Resté à l'écart du débat jusqu'ici, Équiterre demande à son tour un moratoire sur la prospection et l'exploitation du gaz de schiste au Québec.

«Actuellement, on ne voit pas comment cette filière serait bénéfique pour le Québec d'un point de vue de développement durable», a dit Steven Guilbeault, coordonnateur général adjoint de l'organisme.

 

«On demande la fin de la récréation, dit M. Guilbeault. Le gouvernement et l'industrie doivent faire leurs devoirs. Il y a énormément de questions, notamment sur les gaz à effet de serre.»

«C'est vrai que le gaz naturel est celui qui émet moins de gaz à effet de serre au moment de sa combustion, mais il en émet beaucoup au moment de son extraction, dit Hugo Séguin, conseiller principal d'Équiterre. Il fait partie du problème.»

Selon un rapport préliminaire d'une quarantaine de pages produit par Équiterre, l'exploitation du gaz de schiste fera augmenter de 2% les émissions québécoises de gaz à effet de serre. «C'est l'équivalent du Suroît», dit M. Séguin.

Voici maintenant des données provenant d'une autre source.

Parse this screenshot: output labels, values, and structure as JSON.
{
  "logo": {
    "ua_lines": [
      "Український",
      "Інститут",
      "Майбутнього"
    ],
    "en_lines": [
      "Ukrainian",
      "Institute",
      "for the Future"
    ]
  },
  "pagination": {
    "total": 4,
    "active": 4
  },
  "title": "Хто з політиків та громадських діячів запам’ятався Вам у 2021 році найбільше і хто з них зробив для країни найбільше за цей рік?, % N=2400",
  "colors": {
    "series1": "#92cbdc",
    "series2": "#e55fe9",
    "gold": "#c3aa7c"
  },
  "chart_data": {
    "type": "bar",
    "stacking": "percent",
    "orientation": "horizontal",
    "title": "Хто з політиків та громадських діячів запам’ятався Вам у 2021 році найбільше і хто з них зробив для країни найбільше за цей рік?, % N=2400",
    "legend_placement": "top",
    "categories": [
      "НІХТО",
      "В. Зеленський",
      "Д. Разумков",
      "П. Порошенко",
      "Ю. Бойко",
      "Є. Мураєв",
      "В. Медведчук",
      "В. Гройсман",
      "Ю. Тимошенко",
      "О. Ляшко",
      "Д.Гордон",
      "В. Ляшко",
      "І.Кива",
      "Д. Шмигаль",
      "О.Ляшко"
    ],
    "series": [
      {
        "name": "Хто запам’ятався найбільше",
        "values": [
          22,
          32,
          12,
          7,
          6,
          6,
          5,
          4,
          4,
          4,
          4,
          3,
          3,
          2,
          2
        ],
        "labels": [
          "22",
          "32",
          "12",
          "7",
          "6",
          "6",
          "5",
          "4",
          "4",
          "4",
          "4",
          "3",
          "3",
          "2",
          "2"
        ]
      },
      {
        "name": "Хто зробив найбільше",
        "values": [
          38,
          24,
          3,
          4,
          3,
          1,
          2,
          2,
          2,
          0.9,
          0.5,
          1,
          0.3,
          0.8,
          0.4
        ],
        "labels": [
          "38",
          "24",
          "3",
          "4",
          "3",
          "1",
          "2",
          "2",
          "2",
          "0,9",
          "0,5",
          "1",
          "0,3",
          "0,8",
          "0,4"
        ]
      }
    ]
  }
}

Cela va compliquer l'atteinte de l'objectif fixé par le gouvernement Charest, qui est de réduire les émissions annuelles de gaz à effet de serre de 20% à l'horizon 2020 par rapport aux émissions de 1990.

En fait, selon Équiterre, l'exploitation du gaz de schiste impliquerait que d'autres secteurs industriels fassent encore plus d'efforts pour compenser. «Et qui ce sera? Les alumineries, les papetières, les cimenteries?» demande M. Séguin.

«Jusqu'à maintenant, personne n'a dit qu'on maintenait le cap de réduction sur 2020 malgré l'exploitation du gaz de schiste», dit de son côté M. Guilbault.

Questionnée à ce sujet par La Presse, la porte-parole du ministre Pierre Arcand, titulaire du Développement durable, de l'Environnement et des Parcs (MDDEP), n'a pu fournir de précisions hier. «Ce que je peux dire, c'est que nous respecterons nos objectifs de réduction», a dit Sara Shirley.

Pas assez de temps

Équiterre joint aussi sa voix à celles des personnes qui estiment que le Bureau d'audiences publiques sur l'environnement (BAPE) n'a pas assez de temps pour réaliser son enquête sur l'implantation de cette industrie au Québec.

D'autant plus que la question est mal posée, dit M. Guilbeault. «Le mandat devrait être élargi, dit-il. La question, c'est: «Doit-on les exploiter?» Après, on se demandera comment.»

Du point de vue des gaz à effet de serre (GES), il n'est pas évident que l'impact de l'exploitation du gaz de schiste au Québec soit positif.

«Est-ce que le gaz de schiste du Québec va s'ajouter à la boulimie énergétique nord-américaine? demande M. Guilbeault. Au Québec, ce sera difficile de remplacer des énergies plus polluantes. Il n'y a pas de charbon.»

Pourtant, le ministre Arcand a indiqué que le gaz de schiste permettrait au Québec de réduire ses émissions de GES. «J'aimerais voir l'analyse sur laquelle se base le ministre pour en arriver à cette conclusion», dit M. Guilbeault.

En fait, selon M. Séguin, l'exploitation du gaz québécois faciliterait peut-être l'exploitation des sables bitumineux en Alberta en libérant là-bas des stocks de gaz qui sont en fait brûlés ici.

En effet, l'extraction du pétrole exige beaucoup de chaleur sous forme de vapeur, produite avec du gaz naturel. «Il y a là un effet pervers potentiel», dit-il.

Le gaz a bien un potentiel de remplacement du charbon dans la production d'électricité aux États-Unis mais, officiellement, le gaz extrait au Québec est destiné au marché local, selon l'industrie.

Et encore là, faute de réglementation pour limiter les émissions de gaz carbonique aux États-Unis, le gaz de schiste risque plus de déloger les énergies propres mais chères, comme l'éolienne, que le charbon, polluant mais très peu coûteux.

Quant aux usages possibles dans le transport, ils sont condamnés à demeurer marginaux à court et moyen termes, selon M. Guilbeault.

«On n'est pas contre le gaz naturel, mais il y a plusieurs questions sans réponse, dit-il. On ne comprend pas l'urgence de se précipiter. Le gaz va rester là. On peut prendre un certain temps pour étudier la situation. Il faut se donner les moyens de ses ambitions. Si c'est vrai que le gaz de schiste peut jouer un rôle, comme le dit l'industrie, mettons toute l'info sur la table.»